A Forma da Água: um Conto de Fadas para adultos
Imagem: Fox Film
“Impossibilitado de perceber Sua forma, encontro você à minha volta. Sua presença me enche os olhos com Seu amor, acalma meu coração, porque Você está em todos os lugares”.
Talvez seja essa a melhor maneira de se começar a falar sobre um filme tão poético: utilizando-se de sua própria poesia. Apesar de não ser autoral, o trecho de um livro islâmico representa a mesma sensação de plenitude que sentimos ao observar o discorrer do filme sobre a tela. Aquela sensação de torpor, de paralisia, de encantamento com o que estamos observando, o que afinal já é característico dos filmes de Guillhermo Del Toro.
A Forma da Água é um filme de ficção científica. De monstro, como diria seu autor. Mas se por um lado algumas cenas são fortes e chocantes com crueldade, sangue e morte, por um outro tudo o que conseguimos observar é a beleza: ela está presente nas imagens, na música, no diálogo entre os personagens, nas metáforas apresentadas e também no silêncio.
Elisa Esposito (Sally Hawkins, indicada ao Oscar de melhor atriz) é a personagem central da trama, que com toda a sua delicadeza representa muito mais do que a mocinha de um conto de fadas. A personagem que transmite fragilidade também por sua mudez foge ao clichê ao vermos uma mulher independente que se apaixona, faz sexo, fuma e fala palavrão (através da linguagem de sinais, obviamente). É ela que se compadece ao encontrar uma criatura humanóide sendo mantida presa no laboratório onde é faxineira, e passa a tentar se comunicar com "a forma", utilizando ovos cozidos, música e falando em libras.
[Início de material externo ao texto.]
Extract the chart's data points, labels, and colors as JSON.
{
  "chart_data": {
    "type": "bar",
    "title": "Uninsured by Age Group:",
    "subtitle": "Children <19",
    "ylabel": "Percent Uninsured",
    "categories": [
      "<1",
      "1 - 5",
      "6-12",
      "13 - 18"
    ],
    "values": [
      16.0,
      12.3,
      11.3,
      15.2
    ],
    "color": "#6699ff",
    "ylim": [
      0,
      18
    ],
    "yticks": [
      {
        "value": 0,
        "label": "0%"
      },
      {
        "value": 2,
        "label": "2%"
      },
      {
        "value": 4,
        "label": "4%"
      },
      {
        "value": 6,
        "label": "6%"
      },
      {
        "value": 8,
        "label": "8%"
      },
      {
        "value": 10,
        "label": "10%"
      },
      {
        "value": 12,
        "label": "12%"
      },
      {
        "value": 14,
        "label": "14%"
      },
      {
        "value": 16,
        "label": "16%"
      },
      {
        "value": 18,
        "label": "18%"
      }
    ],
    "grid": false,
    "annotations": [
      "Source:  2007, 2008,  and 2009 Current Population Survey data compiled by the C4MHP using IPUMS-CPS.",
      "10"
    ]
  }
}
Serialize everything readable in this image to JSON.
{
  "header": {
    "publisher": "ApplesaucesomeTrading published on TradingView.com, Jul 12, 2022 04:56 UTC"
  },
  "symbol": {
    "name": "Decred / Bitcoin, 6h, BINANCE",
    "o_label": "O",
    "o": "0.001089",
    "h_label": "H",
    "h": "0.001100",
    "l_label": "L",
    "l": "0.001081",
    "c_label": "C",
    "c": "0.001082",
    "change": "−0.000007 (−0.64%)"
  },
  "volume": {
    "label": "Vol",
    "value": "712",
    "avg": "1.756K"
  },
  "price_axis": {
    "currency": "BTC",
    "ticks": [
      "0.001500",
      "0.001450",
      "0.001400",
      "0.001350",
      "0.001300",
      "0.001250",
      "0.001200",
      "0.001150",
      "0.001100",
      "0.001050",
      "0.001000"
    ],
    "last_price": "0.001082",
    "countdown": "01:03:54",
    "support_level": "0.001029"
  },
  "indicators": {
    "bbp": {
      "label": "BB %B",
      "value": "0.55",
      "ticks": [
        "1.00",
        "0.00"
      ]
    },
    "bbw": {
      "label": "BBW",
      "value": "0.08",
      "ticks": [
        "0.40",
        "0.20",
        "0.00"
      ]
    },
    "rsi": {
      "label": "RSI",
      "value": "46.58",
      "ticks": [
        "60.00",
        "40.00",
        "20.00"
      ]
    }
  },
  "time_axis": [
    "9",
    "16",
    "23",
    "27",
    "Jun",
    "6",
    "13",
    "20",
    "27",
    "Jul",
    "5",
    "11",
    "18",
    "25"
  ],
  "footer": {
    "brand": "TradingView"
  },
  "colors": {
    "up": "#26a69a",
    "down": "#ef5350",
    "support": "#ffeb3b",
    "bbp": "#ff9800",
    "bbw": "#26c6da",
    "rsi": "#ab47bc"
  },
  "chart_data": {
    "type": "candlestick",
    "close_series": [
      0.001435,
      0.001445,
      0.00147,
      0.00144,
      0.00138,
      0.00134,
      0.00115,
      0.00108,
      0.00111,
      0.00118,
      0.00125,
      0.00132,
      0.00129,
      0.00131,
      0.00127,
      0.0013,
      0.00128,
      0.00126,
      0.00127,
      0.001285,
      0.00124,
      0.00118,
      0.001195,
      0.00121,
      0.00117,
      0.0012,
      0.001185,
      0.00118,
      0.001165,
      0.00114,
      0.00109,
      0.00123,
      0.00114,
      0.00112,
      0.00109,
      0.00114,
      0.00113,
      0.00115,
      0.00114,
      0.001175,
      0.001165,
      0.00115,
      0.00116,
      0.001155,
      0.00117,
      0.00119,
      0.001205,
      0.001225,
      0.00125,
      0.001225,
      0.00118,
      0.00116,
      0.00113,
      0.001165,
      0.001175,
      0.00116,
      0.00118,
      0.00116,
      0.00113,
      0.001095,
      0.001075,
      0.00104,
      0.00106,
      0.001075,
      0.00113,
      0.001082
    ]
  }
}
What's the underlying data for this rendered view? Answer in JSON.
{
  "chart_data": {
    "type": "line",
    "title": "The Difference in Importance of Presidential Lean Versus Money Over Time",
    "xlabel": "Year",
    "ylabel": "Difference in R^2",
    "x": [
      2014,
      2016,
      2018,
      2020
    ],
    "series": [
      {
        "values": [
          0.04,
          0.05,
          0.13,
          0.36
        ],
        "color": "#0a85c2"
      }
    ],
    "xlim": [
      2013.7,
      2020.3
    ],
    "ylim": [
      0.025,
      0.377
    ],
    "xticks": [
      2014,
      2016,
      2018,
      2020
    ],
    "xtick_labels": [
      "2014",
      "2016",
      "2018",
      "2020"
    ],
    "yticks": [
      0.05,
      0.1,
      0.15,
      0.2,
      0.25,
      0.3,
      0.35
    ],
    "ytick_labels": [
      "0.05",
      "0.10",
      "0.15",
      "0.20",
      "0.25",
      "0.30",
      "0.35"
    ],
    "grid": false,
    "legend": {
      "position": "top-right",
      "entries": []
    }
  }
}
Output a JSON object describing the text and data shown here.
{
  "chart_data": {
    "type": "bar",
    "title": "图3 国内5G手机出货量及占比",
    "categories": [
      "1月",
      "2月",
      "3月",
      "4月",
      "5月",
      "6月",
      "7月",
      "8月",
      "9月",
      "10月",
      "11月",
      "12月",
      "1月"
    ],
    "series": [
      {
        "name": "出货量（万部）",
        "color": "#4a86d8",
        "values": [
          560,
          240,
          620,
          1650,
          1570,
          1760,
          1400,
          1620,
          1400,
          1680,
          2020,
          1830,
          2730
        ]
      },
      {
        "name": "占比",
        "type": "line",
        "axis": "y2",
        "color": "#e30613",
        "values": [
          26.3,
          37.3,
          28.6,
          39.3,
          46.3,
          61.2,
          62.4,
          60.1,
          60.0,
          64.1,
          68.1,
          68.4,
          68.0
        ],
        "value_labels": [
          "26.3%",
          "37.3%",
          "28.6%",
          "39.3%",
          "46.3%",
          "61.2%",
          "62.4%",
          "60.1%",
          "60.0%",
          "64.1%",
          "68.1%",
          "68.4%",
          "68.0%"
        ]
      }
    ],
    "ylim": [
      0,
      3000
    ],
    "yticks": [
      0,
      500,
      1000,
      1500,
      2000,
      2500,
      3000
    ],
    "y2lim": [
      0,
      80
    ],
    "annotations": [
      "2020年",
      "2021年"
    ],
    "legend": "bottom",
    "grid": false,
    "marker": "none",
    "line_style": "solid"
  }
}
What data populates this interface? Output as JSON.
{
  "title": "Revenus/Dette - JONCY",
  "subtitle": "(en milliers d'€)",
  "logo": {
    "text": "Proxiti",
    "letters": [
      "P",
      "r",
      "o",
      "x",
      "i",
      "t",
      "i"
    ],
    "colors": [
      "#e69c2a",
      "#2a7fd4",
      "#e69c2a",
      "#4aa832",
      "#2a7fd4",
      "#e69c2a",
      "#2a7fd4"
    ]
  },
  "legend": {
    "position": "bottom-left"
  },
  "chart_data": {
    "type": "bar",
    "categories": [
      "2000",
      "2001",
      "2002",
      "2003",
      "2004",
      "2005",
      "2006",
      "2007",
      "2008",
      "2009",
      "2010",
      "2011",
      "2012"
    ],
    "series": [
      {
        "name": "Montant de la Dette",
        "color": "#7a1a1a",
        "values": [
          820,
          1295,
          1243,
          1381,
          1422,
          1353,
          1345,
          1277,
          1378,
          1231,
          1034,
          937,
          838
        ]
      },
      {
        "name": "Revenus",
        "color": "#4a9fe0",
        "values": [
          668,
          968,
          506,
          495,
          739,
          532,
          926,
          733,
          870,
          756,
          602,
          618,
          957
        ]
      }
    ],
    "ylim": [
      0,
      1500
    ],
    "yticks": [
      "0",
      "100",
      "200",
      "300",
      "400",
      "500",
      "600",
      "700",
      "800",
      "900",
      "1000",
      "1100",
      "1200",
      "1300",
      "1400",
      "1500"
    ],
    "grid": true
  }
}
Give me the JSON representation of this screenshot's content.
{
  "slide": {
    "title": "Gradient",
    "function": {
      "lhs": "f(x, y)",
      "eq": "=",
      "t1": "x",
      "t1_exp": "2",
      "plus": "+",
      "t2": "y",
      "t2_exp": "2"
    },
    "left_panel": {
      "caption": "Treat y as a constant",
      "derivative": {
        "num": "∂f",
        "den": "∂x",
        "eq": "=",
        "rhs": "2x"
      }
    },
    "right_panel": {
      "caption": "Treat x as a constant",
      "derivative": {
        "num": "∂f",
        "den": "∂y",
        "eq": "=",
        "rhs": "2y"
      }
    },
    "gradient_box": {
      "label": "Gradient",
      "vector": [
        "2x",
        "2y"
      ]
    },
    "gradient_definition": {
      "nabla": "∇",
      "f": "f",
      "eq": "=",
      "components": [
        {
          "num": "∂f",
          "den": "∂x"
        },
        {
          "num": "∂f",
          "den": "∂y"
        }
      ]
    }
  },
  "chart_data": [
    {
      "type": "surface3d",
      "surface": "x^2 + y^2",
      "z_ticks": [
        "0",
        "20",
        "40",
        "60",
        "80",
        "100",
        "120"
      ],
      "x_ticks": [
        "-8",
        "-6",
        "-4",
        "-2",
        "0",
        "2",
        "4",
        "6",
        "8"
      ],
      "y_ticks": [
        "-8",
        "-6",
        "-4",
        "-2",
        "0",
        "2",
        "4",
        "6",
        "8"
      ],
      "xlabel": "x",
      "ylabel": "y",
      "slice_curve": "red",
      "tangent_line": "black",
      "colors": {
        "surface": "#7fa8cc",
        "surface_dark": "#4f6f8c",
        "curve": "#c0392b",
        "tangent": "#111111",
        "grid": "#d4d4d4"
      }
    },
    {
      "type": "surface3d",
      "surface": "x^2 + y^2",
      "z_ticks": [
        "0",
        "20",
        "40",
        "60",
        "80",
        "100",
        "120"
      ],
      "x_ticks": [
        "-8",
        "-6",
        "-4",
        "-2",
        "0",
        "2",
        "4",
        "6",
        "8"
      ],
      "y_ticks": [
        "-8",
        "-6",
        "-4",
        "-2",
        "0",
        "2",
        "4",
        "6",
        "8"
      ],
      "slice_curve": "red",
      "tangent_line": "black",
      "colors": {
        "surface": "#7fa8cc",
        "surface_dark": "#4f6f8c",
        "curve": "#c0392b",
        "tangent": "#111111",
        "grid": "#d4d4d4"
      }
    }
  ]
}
A construção dos demais personagens também é um acerto do filme, que mostra diferentes personalidades lidando com questões polêmicas. Os diálogos de Giles (Richard Jenkis) o único vizinho de Elisa, com quem tem uma relação fraternal e carinhosa expressam a tristeza de um artista decadente que mal consegue se sustentar com seu talento perdendo espaço para a modernidade, além de ser obrigado a viver sozinho por ter medo de expressar sua sexualidade. Já Zelda (Octavia Spencer) é como se fosse o barulho enquanto Elisa é o silêncio. Divertida, a colega de profissão também sofre o preconceito racial explícito na década de 60, época em que se passa o longa. E temos também o vilão caricato Strickland (Michel Shannon) e o espião russo Dr. Robert Hoffsteler (Michael Stuhlbarg), cada qual responsável por cenas que chocam o espectador com tanto sangue e violência.
Com 13 indicações ao Oscar e colecionando prêmios a cada cerimônia de que participa, A Forma da Água é um filme peculiar, que pode não agradar àqueles que estejam pouco acostumados e assistir filmes tão belos e sensíveis, e talvez se sintam ofendidos ao presenciar o amor entre dois seres diferentes. Mas será que eles são mesmo tão diferentes assim? O que nos faz semelhantes a outras criaturas? A consciência? A inteligência? E o que nos faz diferentes? Uma coisa é certa: A Forma da Água é um conto de fadas para adultos, que acolhe nossas peculiaridades e nos faz sentir abraçados assim que deixamos a sala de cinema.